Muito antes do ministro Paulo Guedes dizer que empregadas domésticas estavam viajando demais para a Disney, reclamar que rico poupa enquanto pobre gasta tudo e alertar que ninguém se assustasse com um novo AI-5 se rolassem manifestações contra o governo, ele já defendia a desvinculação das receitas da saúde e da educação no início de 2019.

Agora, o governo e sua base têm a oportunidade de surfar sobre o desespero e a fome, que se instalaram com desemprego e o atraso no retorno do auxílio, para aprovar sua desejada agenda. O que é algo ética e esteticamente muito feio, mesmo para os novos padrões da Era Bolsonaro.

Em meio a isso, há parlamentares responsáveis se organizando no Congresso e entidades da sociedade civil se mobilizando para tentar impedir que essa tragédia aproveite a tragédia.

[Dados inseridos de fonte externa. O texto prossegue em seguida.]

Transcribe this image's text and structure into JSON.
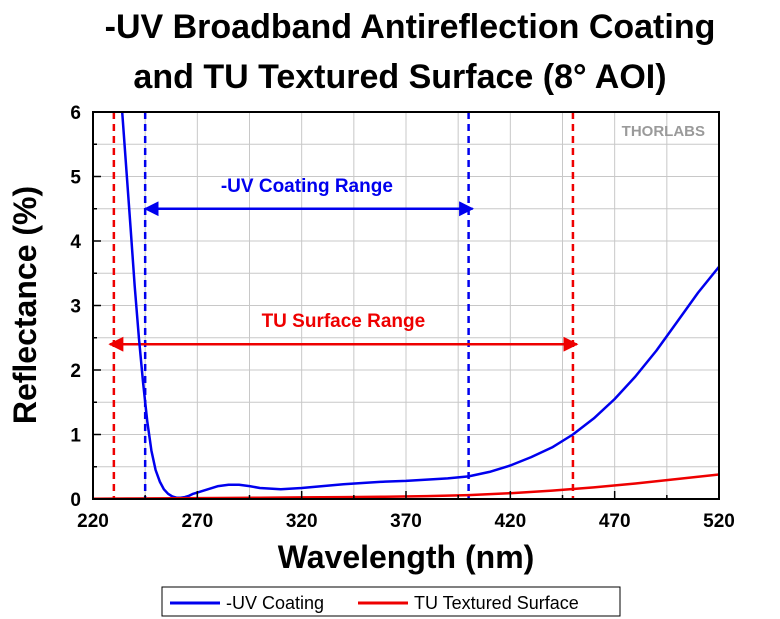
{
  "chart_data": {
    "type": "line",
    "title_lines": [
      "-UV Broadband Antireflection Coating",
      "and TU Textured Surface (8° AOI)"
    ],
    "xlabel": "Wavelength (nm)",
    "ylabel": "Reflectance (%)",
    "xlim": [
      220,
      520
    ],
    "ylim": [
      0,
      6
    ],
    "xticks": [
      220,
      270,
      320,
      370,
      420,
      470,
      520
    ],
    "yticks": [
      0,
      1,
      2,
      3,
      4,
      5,
      6
    ],
    "grid": true,
    "watermark": "THORLABS",
    "legend_placement": "bottom",
    "series": [
      {
        "name": "-UV Coating",
        "color": "#0000ee",
        "x": [
          234,
          236,
          238,
          240,
          242,
          244,
          246,
          248,
          250,
          252,
          254,
          256,
          258,
          260,
          262,
          264,
          266,
          268,
          270,
          275,
          280,
          285,
          290,
          295,
          300,
          310,
          320,
          330,
          340,
          350,
          360,
          370,
          380,
          390,
          400,
          410,
          420,
          430,
          440,
          450,
          460,
          470,
          480,
          490,
          500,
          510,
          520
        ],
        "y": [
          6.0,
          5.1,
          4.2,
          3.3,
          2.5,
          1.8,
          1.2,
          0.75,
          0.45,
          0.27,
          0.15,
          0.08,
          0.04,
          0.02,
          0.02,
          0.03,
          0.05,
          0.08,
          0.1,
          0.15,
          0.2,
          0.22,
          0.22,
          0.2,
          0.17,
          0.15,
          0.17,
          0.2,
          0.23,
          0.25,
          0.27,
          0.28,
          0.3,
          0.32,
          0.35,
          0.42,
          0.52,
          0.65,
          0.8,
          1.0,
          1.25,
          1.55,
          1.9,
          2.3,
          2.75,
          3.2,
          3.6
        ]
      },
      {
        "name": "TU Textured Surface",
        "color": "#ee0000",
        "x": [
          220,
          240,
          260,
          280,
          300,
          320,
          340,
          360,
          380,
          400,
          420,
          440,
          460,
          480,
          500,
          520
        ],
        "y": [
          0.005,
          0.008,
          0.012,
          0.016,
          0.02,
          0.025,
          0.03,
          0.035,
          0.045,
          0.06,
          0.09,
          0.13,
          0.18,
          0.24,
          0.31,
          0.38
        ]
      }
    ],
    "markers": [
      {
        "name": "-UV Coating Range",
        "color": "#0000ee",
        "x_start": 245,
        "x_end": 400,
        "y": 4.5
      },
      {
        "name": "TU Surface Range",
        "color": "#ee0000",
        "x_start": 230,
        "x_end": 450,
        "y": 2.4
      }
    ]
  }
}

Se isso passar, o presidente e seus aliados serão responsáveis por aquilo que ele disse que não faria: tirar de pobres para dar a paupérrimos.

Só que pior: vai tirar muito de pobres e paupérrimos para devolver um tiquinho na forma de um auxílio emergencial mirrado e, ainda por cima, cantar de galo como "pai dos necessitados", à espera de se vestir com glória nas eleições de 2022. Antes da bomba explodir.